Новую квартиру Марксов начали посещать новые люди, соседи по округе, мелкие купцы и чиновники, ханжи и сплетницы, в обществе которых вдова Маркс очень скоро начала чувствовать себя куда более приятно, нежели среди друзей покойного юстиции советника. Понемногу она растеряла прежних знакомых, о чем вовсе не скорбела.

Старческий эгоизм, самый узкий и тягостный для окружающих, овладел ею. Она стремилась сбыть с рук старящихся дочерей, любой ценой выдать их замуж, и даже долгое умирание хворого с детства Германа не могло вывести ее из тупого равнодушия, нарушаемого лишь одним страхом — остаться без достаточных средств.

Она с досадой ждала свадьбы Карла и Женни, обеспокоенная тем, как бы сын не потребовал своей доли отцовского наследства.
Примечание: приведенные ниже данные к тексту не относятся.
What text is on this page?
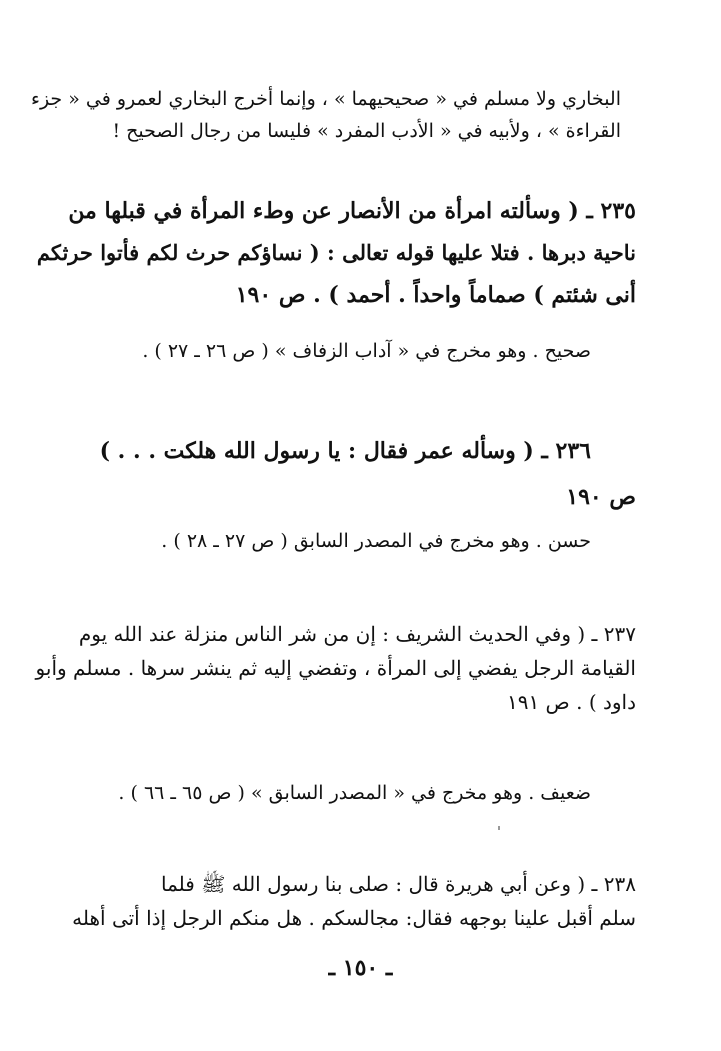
البخاري ولا مسلم في « صحيحيهما » ، وإنما أخرج البخاري لعمرو في « جزء
القراءة » ، ولأبيه في « الأدب المفرد » فليسا من رجال الصحيح !
٢٣٥ ـ ( وسألته امرأة من الأنصار عن وطء المرأة في قبلها من
ناحية دبرها . فتلا عليها قوله تعالى : ( نساؤكم حرث لكم فأتوا حرثكم
أنى شئتم ) صماماً واحداً . أحمد ) . ص ١٩٠
صحيح . وهو مخرج في « آداب الزفاف » ( ص ٢٦ ـ ٢٧ ) .
٢٣٦ ـ ( وسأله عمر فقال : يا رسول الله هلكت . . . )
ص ١٩٠
حسن . وهو مخرج في المصدر السابق ( ص ٢٧ ـ ٢٨ ) .
٢٣٧ ـ ( وفي الحديث الشريف : إن من شر الناس منزلة عند الله يوم
القيامة الرجل يفضي إلى المرأة ، وتفضي إليه ثم ينشر سرها . مسلم وأبو
داود ) . ص ١٩١
ضعيف . وهو مخرج في « المصدر السابق » ( ص ٦٥ ـ ٦٦ ) .
٢٣٨ ـ ( وعن أبي هريرة قال : صلى بنا رسول الله ﷺ فلما
سلم أقبل علينا بوجهه فقال: مجالسكم . هل منكم الرجل إذا أتى أهله
ـ ١٥٠ ـ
Вымещая свое недовольство, старуха презрительно называла барышню Вестфален бесприданницей.

И когда Карл как-то заявил о своем намерении взять для продолжения образования необходимую, завещанную ему сумму, злобе и слезам матери не было предела.

— Как? — вопила она, сорвав чепец, чтобы потрясти сердце сына видом седой косички, прикрепленной к макушке. — Как, брать последние деньги, чтоб подорвать окончательно благосостояние бедной старой матери и никем не защищаемых сестер? И это теперь, когда смерть стучится у нашего порога, чтобы похитить твоего юного брата! Или, ты думаешь, отец оставил нам состояние какого-нибудь Ротшильда! Двадцать две тысячи и сто десять талеров, шаткий домишко да два виноградника… Двадцать две тысячи! Я хотела бы умереть, чтоб не быть обузой своим детям, но, однако, бог не берет меня, и кто знает, когда возьмет к себе. Двадцать две тысячи на столько неустроенных людей!
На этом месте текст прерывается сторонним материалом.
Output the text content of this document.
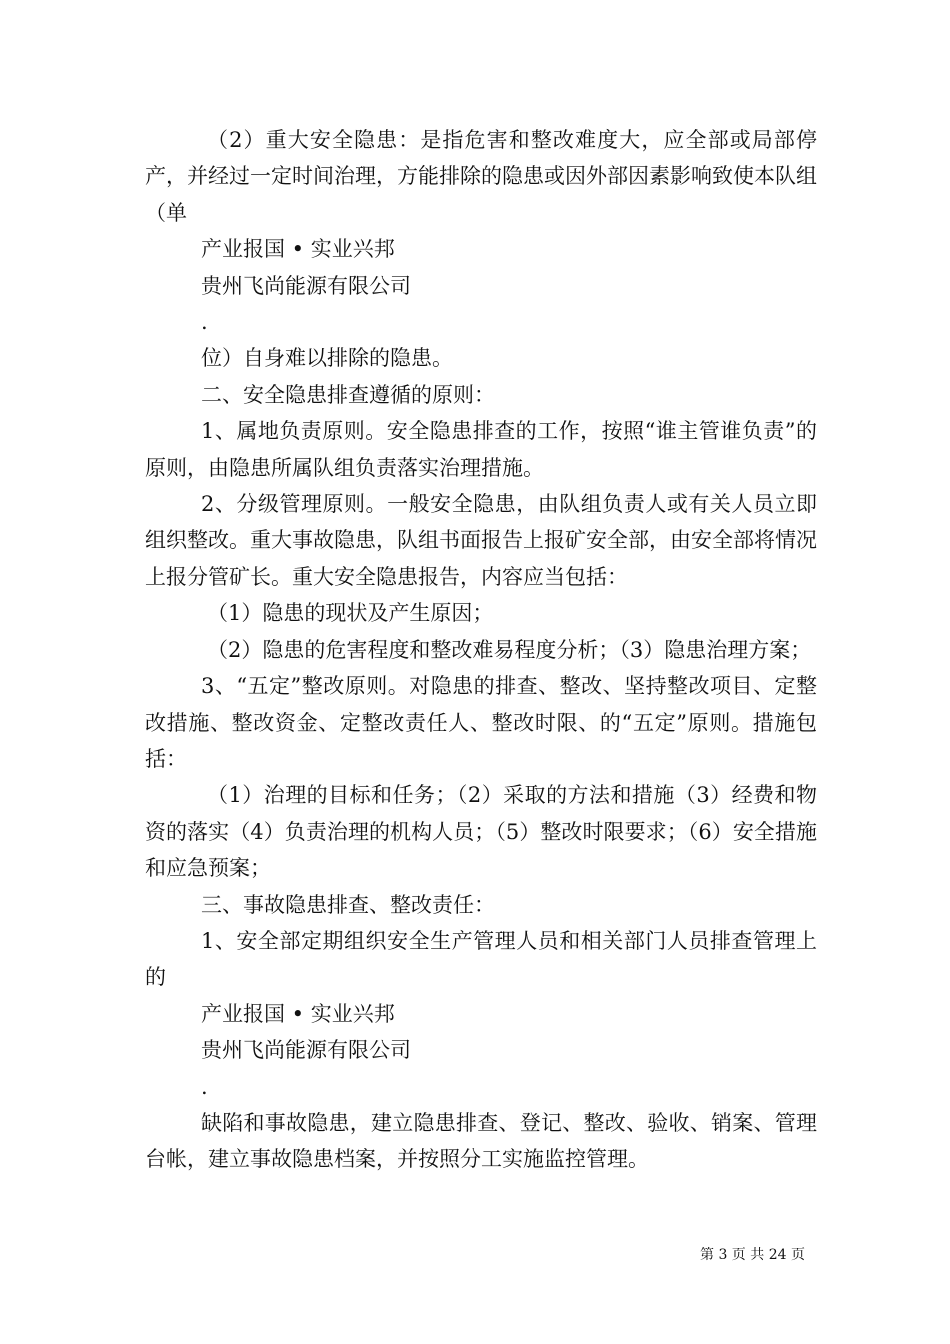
（2）重大安全隐患：是指危害和整改难度大，应全部或局部停产，并经过一定时间治理，方能排除的隐患或因外部因素影响致使本队组（单

产业报国 • 实业兴邦

贵州飞尚能源有限公司

.

位）自身难以排除的隐患。

二、安全隐患排查遵循的原则：

1、属地负责原则。安全隐患排查的工作，按照“谁主管谁负责”的原则，由隐患所属队组负责落实治理措施。

2、分级管理原则。一般安全隐患，由队组负责人或有关人员立即组织整改。重大事故隐患，队组书面报告上报矿安全部，由安全部将情况上报分管矿长。重大安全隐患报告，内容应当包括：

（1）隐患的现状及产生原因；

（2）隐患的危害程度和整改难易程度分析；（3）隐患治理方案；

3、“五定”整改原则。对隐患的排查、整改、坚持整改项目、定整改措施、整改资金、定整改责任人、整改时限、的“五定”原则。措施包括：

（1）治理的目标和任务；（2）采取的方法和措施（3）经费和物资的落实（4）负责治理的机构人员；（5）整改时限要求；（6）安全措施和应急预案；

三、事故隐患排查、整改责任：

1、安全部定期组织安全生产管理人员和相关部门人员排查管理上的

产业报国 • 实业兴邦

贵州飞尚能源有限公司

.

缺陷和事故隐患，建立隐患排查、登记、整改、验收、销案、管理台帐，建立事故隐患档案，并按照分工实施监控管理。

第 3 页 共 24 页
Карл выбежал прочь, заткнув уши. С тех пор разговор о деньгах возобновлялся всякий раз, когда он переступал порог материнской комнаты. Сестры проходили мимо Карла с молчаливым упреком. Брат Герман, неудавшийся купец, гулко кашлял и отхаркивал кровь.

Какие-то тучные торговки, пухлые священники, шустрые мелкие чиновники с супругами толпились в доме Генриетты Маркс в качестве ее друзей и советчиков.

Карл, изнемогая от отвращения и скуки, бежал из этого совиного мрачного дупла, которым казался отныне ему осиротелый отчий дом.

Иногда Генриетте удавалось задержать его слезами И обещаниями перемениться. Мигая покрасневшими веками, она старалась пробудить в нем жалость к своим старческим немощам и одиночеству.

«Сколько в ней фальши и страха за свое скудное добро!» — думал Карл, смиряясь.

Но кротость быстро оставляла его, и мирная беседа неизбежно приводила к ссоре. В особенности если старуха упоминала о Женни и пробовала на свой новый лад отзываться дурно о Вестфаленах. Тогда гневу Карла не было предела.

В этот раз было именно так.

— Ты идешь к своей невесте? — невиннейшим голоском спросила Генриетта сына, увидев, что он снимает с вешалки шляпу. — Я понимаю, что общество милой девушки тебе дороже материнского, хотя за два дня, что ты здесь, я не удостоилась и двух часов беседы, а поговорить всегда есть о чем. Но материнская снисходительность безгранична. Мы, матери, прощаем детям, даже если они причина всех наших страданий.

— Скорее говори, в чем дело, — не столько выговорил, сколько выдавил из себя Карл. Он вымещал свое нарастающее раздражение на широкополой мягкой шляпе.

— Я, конечно, не в претензии, что Вестфалены не выказывают мне с тех пор, как умер твой дорогой отец, никаких знаков утешения, точпо они никогда меня не знали. Вообще в городе ходят слухи, что отношения между тобой и Женни будут разорваны. Только чрезмерная материнская любовь вынуждает меня сказать тебе это. Я столько выстрадала, думая о том, как это может на тебе отразиться…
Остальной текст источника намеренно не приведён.